Republican District Leader Eric Ulrich is poised to become one of the youngest city councilmen ever to serve Queens after he handily defeated three opponents in the special election to take over the seat vacated by state Sen. Joseph Addabbo (D-Howard Beach), according to preliminary results reported by the city Board of Elections.
With 80 percent of precincts reporting, the 24-year-old Ulrich led the four-candidate field with 2,735votes. He was followed by Democratic District Leader Lew Simon, who had 1,238 votes, Democratic District Leader Geraldine Chapeywith 301 votes and businessman Michael Ricatto, who trailed the pack of District 32 contenders with 523votes.
The district covers Howard Beach, Ozone Park, Woodhaven, Richmond Hill, Broad Channel and part of the Rockaways.
Ulrich, an Ozone Park resident who recently celebrated his 24th birthday, and the other three candidates could not immediately be reached for comment.
When the results are certified, Ulrich will become the youngest councilman to currently represent Queens. City Councilman Joel Rivera (D-Bronx) was the youngest councilman to ever be elected in 2001 ago at age 22.
Ulrich had the support of the borough’s GOP establishment in the nonpartisan special election.
He ran on a campaign of bringing “fresh ideas” and change to the city’s political system.
“It’s a campaign for the future. I believe if there ever was a time that fresh ideas were needed in the City Council, that time is now,” he said during the opening of his Ozone Park campaign office late last year.
Ricatto, a Republican, cited his business experience and the current economic climate in his pitch to voters in the district.
Chapey touted her experience as an educator, while Simon pointed to his years of experience as a Democratic district leader.
Turnout for the special election was slow at PS 207 in Howard Beach in the afternoon. As of 1 p.m., about 200 out of roughly 5,000 eligible voters had cast a ballot at the school.

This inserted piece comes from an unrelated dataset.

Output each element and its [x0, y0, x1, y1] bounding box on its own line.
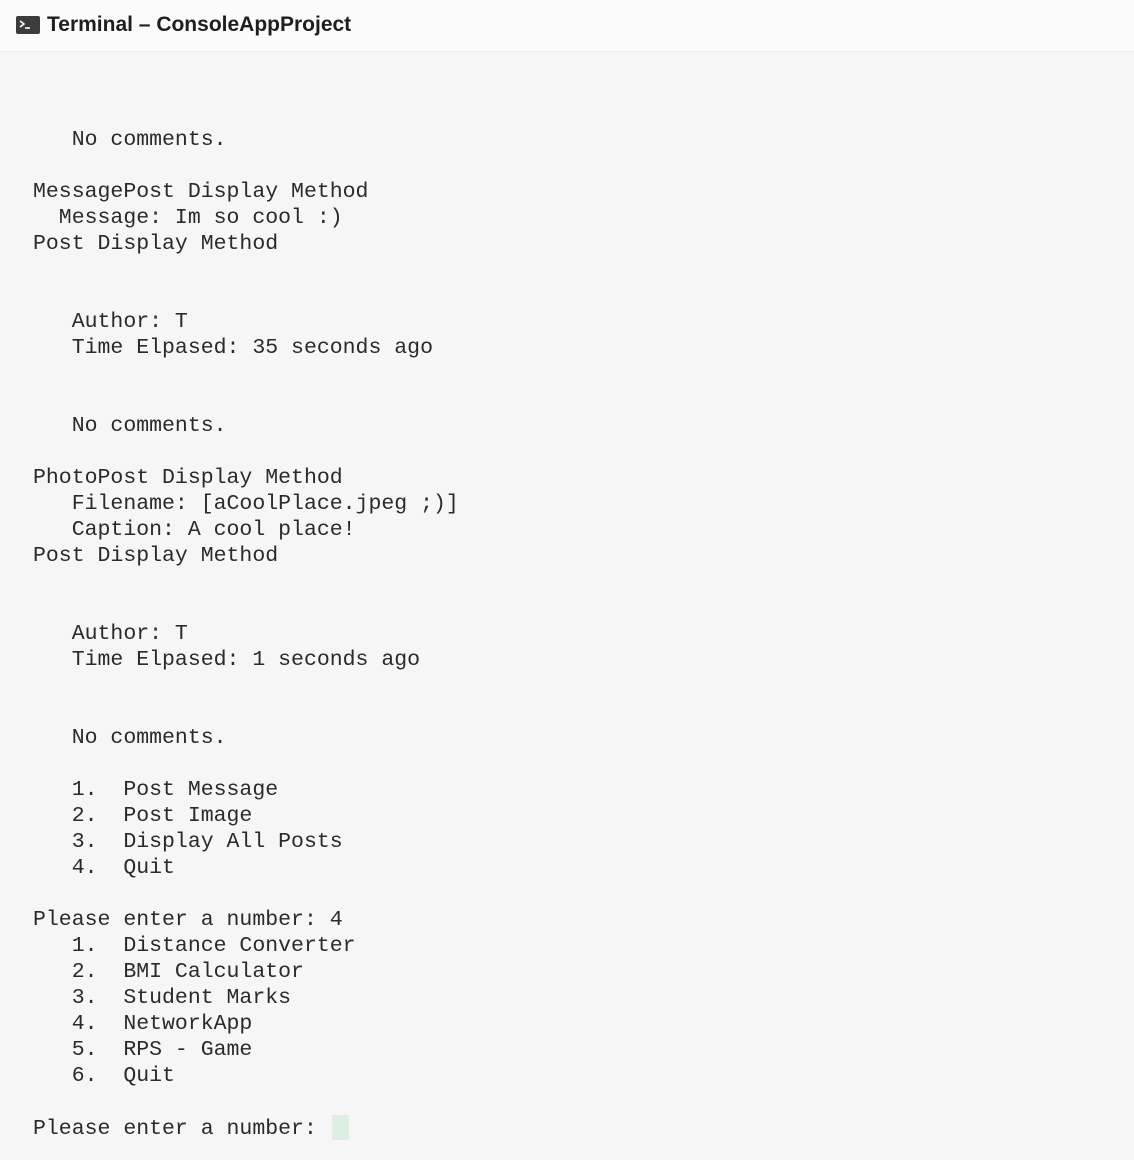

“You can tell that we’re busy,” one poll worker said sarcastically. In the election district where she was volunteering, only two voters out of 250 cast a ballot.

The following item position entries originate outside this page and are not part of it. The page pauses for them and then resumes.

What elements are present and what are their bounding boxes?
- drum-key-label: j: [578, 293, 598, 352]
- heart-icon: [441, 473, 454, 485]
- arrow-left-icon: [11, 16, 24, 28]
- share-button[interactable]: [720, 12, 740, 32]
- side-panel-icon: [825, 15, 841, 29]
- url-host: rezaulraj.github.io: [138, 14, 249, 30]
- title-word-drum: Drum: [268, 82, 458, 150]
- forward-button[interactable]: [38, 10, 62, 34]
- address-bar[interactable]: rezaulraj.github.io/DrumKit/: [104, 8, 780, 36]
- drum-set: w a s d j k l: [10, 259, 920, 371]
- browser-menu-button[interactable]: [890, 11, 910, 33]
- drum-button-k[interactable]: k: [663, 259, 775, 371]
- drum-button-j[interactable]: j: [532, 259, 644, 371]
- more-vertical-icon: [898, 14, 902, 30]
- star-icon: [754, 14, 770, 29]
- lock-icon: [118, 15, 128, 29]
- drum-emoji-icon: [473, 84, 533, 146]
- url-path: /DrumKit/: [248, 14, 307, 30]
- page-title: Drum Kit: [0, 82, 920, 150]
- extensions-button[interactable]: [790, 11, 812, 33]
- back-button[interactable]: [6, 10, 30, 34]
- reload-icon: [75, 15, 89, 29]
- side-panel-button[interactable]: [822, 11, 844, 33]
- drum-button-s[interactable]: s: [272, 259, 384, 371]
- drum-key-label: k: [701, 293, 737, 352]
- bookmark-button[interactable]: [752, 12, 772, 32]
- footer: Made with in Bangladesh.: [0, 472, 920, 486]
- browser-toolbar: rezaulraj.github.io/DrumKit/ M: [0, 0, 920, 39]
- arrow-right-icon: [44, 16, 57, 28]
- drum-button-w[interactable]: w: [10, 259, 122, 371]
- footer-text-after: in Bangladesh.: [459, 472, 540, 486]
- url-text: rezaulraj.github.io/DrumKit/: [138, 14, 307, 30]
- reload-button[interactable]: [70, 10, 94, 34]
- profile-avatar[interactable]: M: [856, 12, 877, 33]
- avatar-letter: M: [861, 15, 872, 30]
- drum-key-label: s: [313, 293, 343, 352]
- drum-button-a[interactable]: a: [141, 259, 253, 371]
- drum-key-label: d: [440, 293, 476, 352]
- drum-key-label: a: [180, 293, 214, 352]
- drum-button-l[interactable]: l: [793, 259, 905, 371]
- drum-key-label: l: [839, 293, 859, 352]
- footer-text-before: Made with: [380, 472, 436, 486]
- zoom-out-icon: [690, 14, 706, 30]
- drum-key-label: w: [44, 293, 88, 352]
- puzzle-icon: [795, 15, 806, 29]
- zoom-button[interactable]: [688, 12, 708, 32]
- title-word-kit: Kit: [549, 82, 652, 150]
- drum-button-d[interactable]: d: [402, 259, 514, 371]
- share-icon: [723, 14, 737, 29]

A female voter who did not give her name said she voted for Ulrich “because I really don’t know anybody else.”
“He represents this area and I was thinking of voting for Simon, but he seems to have his loyalties in the Rockaways,” she said.
The voter said she was turned off by Chapey’s successful efforts to get two earlier candidates – Frank Gulluscio and Glenn DiResto – off the ballot.

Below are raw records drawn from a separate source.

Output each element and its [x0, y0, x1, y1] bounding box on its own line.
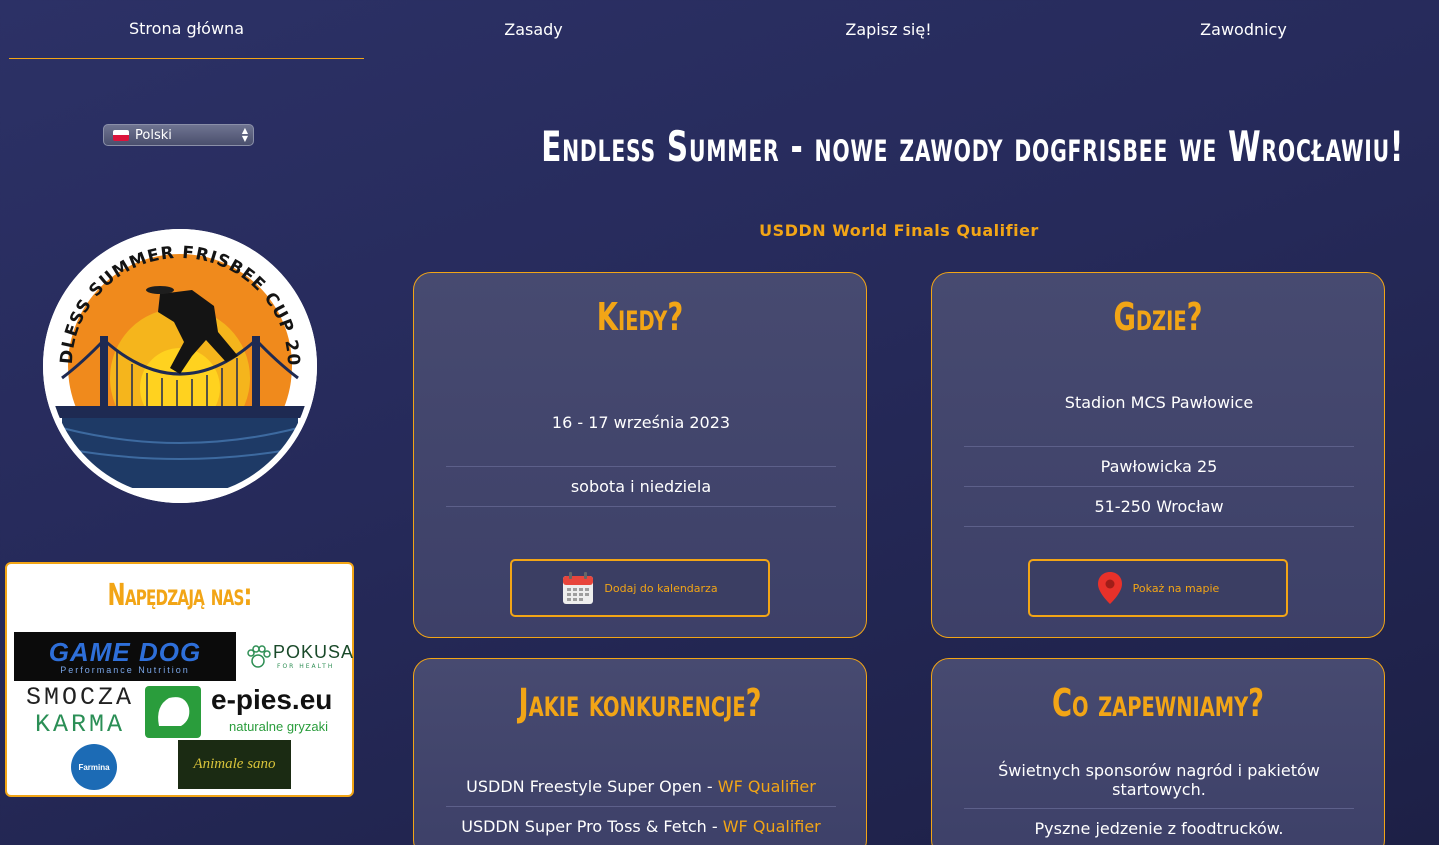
sponsor-gamedog-name: GAME DOG: [48, 636, 202, 667]
event-days: sobota i niedziela: [446, 477, 836, 507]
sponsors-title: Napędzają nas:: [107, 578, 253, 613]
show-on-map-button[interactable]: Pokaż na mapie: [1028, 559, 1288, 617]
sponsor-smocza-line2: KARMA: [34, 710, 125, 739]
nav-home[interactable]: Strona główna: [9, 0, 364, 59]
nav-home-label: Strona główna: [129, 18, 244, 38]
sponsor-gamedog[interactable]: GAME DOG Performance Nutrition: [14, 632, 236, 681]
pl-flag-icon: [113, 129, 129, 141]
add-to-calendar-button[interactable]: Dodaj do kalendarza: [510, 559, 770, 617]
main-nav: Strona główna Zasady Zapisz się! Zawodni…: [0, 0, 1439, 60]
sponsor-smocza-karma[interactable]: SMOCZA KARMA: [25, 684, 135, 738]
calendar-icon: [563, 572, 594, 604]
competition-item: USDDN Freestyle Super Open - WF Qualifie…: [446, 777, 836, 807]
sponsor-pokusa-tagline: FOR HEALTH: [277, 663, 335, 670]
event-logo: ENDLESS SUMMER FRISBEE CUP 2023: [42, 228, 317, 503]
card-where: Gdzie? Stadion MCS Pawłowice Pawłowicka …: [931, 272, 1385, 638]
sponsor-epies[interactable]: e-pies.eu naturalne gryzaki: [145, 684, 345, 738]
card-competitions: Jakie konkurencje? USDDN Freestyle Super…: [413, 658, 867, 845]
provide-item: Świetnych sponsorów nagród i pakietów st…: [964, 761, 1354, 809]
qualifier-tag: WF Qualifier: [717, 777, 816, 796]
show-on-map-label: Pokaż na mapie: [1132, 581, 1220, 595]
sponsor-epies-tagline: naturalne gryzaki: [229, 719, 328, 734]
map-pin-icon: [1097, 572, 1122, 604]
card-we-provide: Co zapewniamy? Świetnych sponsorów nagró…: [931, 658, 1385, 845]
page-subtitle: USDDN World Finals Qualifier: [759, 221, 1039, 240]
sponsor-animale-name: Animale sano: [193, 756, 276, 772]
sponsor-pokusa[interactable]: POKUSA FOR HEALTH: [243, 642, 355, 672]
venue-city: 51-250 Wrocław: [964, 497, 1354, 527]
sponsor-gamedog-tagline: Performance Nutrition: [60, 664, 190, 675]
page-title: Endless Summer - nowe zawody dogfrisbee …: [541, 122, 1405, 171]
sponsor-animale-sano[interactable]: Animale sano: [178, 740, 291, 789]
sponsor-smocza-line1: SMOCZA: [25, 683, 134, 712]
paw-icon: [247, 645, 271, 668]
add-to-calendar-label: Dodaj do kalendarza: [604, 581, 718, 595]
language-selected-label: Polski: [135, 127, 172, 143]
card-we-provide-title: Co zapewniamy?: [1051, 681, 1265, 725]
sponsors-box: Napędzają nas: GAME DOG Performance Nutr…: [5, 562, 354, 797]
language-select[interactable]: Polski ▲ ▼: [103, 124, 254, 146]
divider: [446, 466, 836, 467]
select-arrows-icon: ▲ ▼: [241, 126, 248, 143]
competition-name: USDDN Super Pro Toss & Fetch -: [461, 817, 723, 836]
venue-street: Pawłowicka 25: [964, 457, 1354, 487]
competition-name: USDDN Freestyle Super Open -: [466, 777, 718, 796]
card-where-title: Gdzie?: [1113, 295, 1203, 339]
nav-rules-label: Zasady: [504, 19, 563, 39]
qualifier-tag: WF Qualifier: [722, 817, 821, 836]
venue-name: Stadion MCS Pawłowice: [964, 393, 1354, 447]
sponsor-pokusa-name: POKUSA: [273, 642, 355, 662]
card-competitions-title: Jakie konkurencje?: [518, 681, 762, 725]
nav-competitors[interactable]: Zawodnicy: [1066, 0, 1421, 60]
event-date: 16 - 17 września 2023: [551, 413, 731, 432]
sponsor-epies-name: e-pies.eu: [211, 684, 333, 715]
sponsor-farmina-name: Farmina: [78, 762, 110, 772]
nav-signup-label: Zapisz się!: [845, 19, 932, 39]
nav-competitors-label: Zawodnicy: [1200, 19, 1287, 39]
card-when-title: Kiedy?: [596, 295, 684, 339]
sponsor-farmina[interactable]: Farmina: [71, 744, 117, 790]
nav-rules[interactable]: Zasady: [356, 0, 711, 60]
competition-item: USDDN Super Pro Toss & Fetch - WF Qualif…: [446, 817, 836, 845]
card-when: Kiedy? 16 - 17 września 2023 sobota i ni…: [413, 272, 867, 638]
provide-item: Pyszne jedzenie z foodtrucków.: [1034, 819, 1284, 838]
dog-head-icon: [145, 686, 201, 738]
nav-signup[interactable]: Zapisz się!: [711, 0, 1066, 60]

“That’s why I wouldn’t vote her for dog catcher,” the woman said. “She’s a spoiler and I wouldn’t vote for her.”
An older couple said they pulled the lever for Simon.
“We saw an evaluation in the local newspaper, how five of (the candidates) were rated on the debate they had,” said the husband, who declined to give his name. “He didn’t get the highest rating, but I read one of his pamphlets.”
A few familiar faces in Queens politics were at PS 205, either to cast a ballot or to check on how the election was going.
Former councilman Al Stabile, a Republican who represented the district from 1993 to 2001, said he voted for Ulrich.
“He was a young man who worked for me at 10 years old in my district office,” Stabile said.
“I found a kid that was so different that I admired him,” Stabile said, choking up. “I see a leader who I believe will win this election.”
Phil Ragusa, the chairman of the Queens Republican Party, stopped by PS 205 with Queens GOP Vice President Vince Tabone at around 12:30 and reminisced with Stabile.
Ragusa and the Queens GOP establishment supported Ulrich in the race.
“Eric has been in the neighborhood ever since he was knee high,” he said. “He’s 24 going on 40. I think Eric has really campaigned, put in a lot of time.”
Ragusa cited Ulrich’s roots in the community in part as to why he gave the 24-year-old his support instead of Ricatto, another Republican.
“Mike’s a nice guy, but – I hate to use the word ‘carpetbagger’ – he just moved into the neighborhood,” he said.
Ricatto lived in Brooklyn before moving to Ozone Park to run in the election.